Assessment of Symptoms and Exercise Capacity in Cyanotic Patients With Congenital Heart Disease: Study Limitations
Due to the shunting of oxygen-poor and carbon dioxide-rich blood into the systemic circulation, a compensatory hyperventilation resulting in an appropriate alveolar and pulmonary venous hypocapnia did occur. Since shunt volume does increase with progressive exercise in Eisenmenger syndrome, alveolar hyperventilation increases proportionally to shunt volume in order to maintain a normal PaC02, whereas Pa02 cannot be improved by hyperventilation in central cardiac right-to-left shunt. Considering the stable PaC02 at maximal exercise performance, an increasing hypoxic contribution to ventilatory control appears unlikely. other
It should be emphasized that the interpretation of our findings is based on noninvasive measurements. Therefore, some of the conclusions are based on assumptions with respect to exercise physiology in these complex lesions.
Clinically, it is a clear advantage of CPX being a well-tolerated and noninvasive but accurate tool for the evaluation of functional capacity. In the presence of such complex pathophysiologic states as cyanotic congenital heart disease, it certainly would be helpful to supplement these measurements with simultaneously obtained invasive hemodynamic and metabolic data. However, we think that such an invasive approach is hard to justify in this patient population.
In cyanotic patients with congenital heart disease, CPX with gas exchange analysis provides additional and independent information, permitting more accurate and objective evaluation of their symptomatic state.
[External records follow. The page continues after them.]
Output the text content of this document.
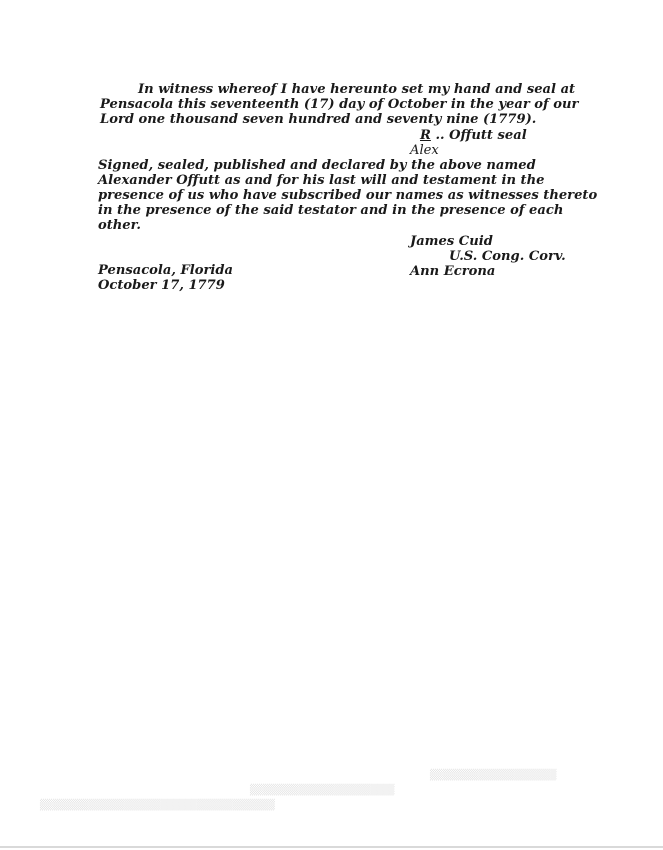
In witness whereof I have hereunto set my hand and seal at
Pensacola this seventeenth (17) day of October in the year of our
Lord one thousand seven hundred and seventy nine (1779).
R .. Offutt seal
Alex
Signed, sealed, published and declared by the above named
Alexander Offutt as and for his last will and testament in the
presence of us who have subscribed our names as witnesses thereto
in the presence of the said testator and in the presence of each
other.
James Cuid
U.S. Cong. Corv.
Ann Ecrona
Pensacola, Florida
October 17, 1779
▒▒▒▒▒▒▒▒▒▒▒▒▒▒▒▒▒▒▒▒▒
▒▒▒▒▒▒▒▒▒▒▒▒▒▒▒▒▒▒▒▒▒▒▒▒
▒▒▒▒▒▒▒▒▒▒▒▒▒▒▒▒▒▒▒▒▒▒▒▒▒▒▒▒▒▒▒▒▒▒▒▒▒▒▒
In our patients, cyanosis and VE alone did not accurately reflect the symptomatic state. Peak V02 did partially correlate with it, but was not able to describe the entire spectrum of symptoms as judged by the ability index and NYHA class.
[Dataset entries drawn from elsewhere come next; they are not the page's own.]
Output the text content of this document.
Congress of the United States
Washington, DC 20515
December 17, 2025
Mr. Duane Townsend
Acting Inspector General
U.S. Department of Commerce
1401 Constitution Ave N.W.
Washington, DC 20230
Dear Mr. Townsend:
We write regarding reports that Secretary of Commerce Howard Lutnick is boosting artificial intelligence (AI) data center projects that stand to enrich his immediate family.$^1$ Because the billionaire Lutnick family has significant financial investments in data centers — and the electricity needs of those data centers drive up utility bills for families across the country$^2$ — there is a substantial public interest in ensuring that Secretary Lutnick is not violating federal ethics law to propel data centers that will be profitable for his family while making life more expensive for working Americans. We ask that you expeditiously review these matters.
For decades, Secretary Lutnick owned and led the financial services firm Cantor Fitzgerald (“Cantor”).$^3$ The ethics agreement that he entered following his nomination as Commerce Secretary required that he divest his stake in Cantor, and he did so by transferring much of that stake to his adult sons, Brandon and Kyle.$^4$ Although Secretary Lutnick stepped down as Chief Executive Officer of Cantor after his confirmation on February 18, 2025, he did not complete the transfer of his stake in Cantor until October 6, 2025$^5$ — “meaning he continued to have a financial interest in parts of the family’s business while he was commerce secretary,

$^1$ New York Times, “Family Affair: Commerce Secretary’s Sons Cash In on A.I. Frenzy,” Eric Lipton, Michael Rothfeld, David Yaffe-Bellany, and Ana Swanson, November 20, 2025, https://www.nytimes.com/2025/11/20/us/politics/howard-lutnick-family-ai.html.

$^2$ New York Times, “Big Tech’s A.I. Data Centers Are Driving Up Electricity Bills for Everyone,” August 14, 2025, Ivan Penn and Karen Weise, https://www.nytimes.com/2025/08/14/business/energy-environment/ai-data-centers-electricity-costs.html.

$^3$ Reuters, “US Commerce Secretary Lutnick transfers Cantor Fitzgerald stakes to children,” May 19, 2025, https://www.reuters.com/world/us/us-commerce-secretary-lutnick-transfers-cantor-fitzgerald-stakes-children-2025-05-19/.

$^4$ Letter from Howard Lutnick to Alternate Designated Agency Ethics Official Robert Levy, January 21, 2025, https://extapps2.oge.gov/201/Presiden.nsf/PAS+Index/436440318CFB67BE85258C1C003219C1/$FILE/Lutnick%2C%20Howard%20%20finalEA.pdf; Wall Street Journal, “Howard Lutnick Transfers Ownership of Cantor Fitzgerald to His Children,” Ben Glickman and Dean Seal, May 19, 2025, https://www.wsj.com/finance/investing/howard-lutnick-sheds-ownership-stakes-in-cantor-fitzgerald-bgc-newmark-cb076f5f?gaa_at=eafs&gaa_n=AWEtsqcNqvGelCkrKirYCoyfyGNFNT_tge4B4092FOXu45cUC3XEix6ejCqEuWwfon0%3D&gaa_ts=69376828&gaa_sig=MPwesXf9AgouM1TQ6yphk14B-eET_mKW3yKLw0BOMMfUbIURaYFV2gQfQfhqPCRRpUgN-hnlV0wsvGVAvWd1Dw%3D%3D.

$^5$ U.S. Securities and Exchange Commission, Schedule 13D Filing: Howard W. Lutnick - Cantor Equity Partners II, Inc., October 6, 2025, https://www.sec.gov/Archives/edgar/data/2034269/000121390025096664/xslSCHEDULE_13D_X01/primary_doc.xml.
Overall, the summation of disease-related factors is important for the determination of symptomatology in these patients. These complex alterations were reliably integrated by the ventilatory efficiency at rest and under exercise. Due to the fact that the AT could not be determined by the analysis of gas exchange kinetics in a number of cases, this established, motivation-independent parameter should carefully be interpreted in the assessment of symptoms in this group of patients.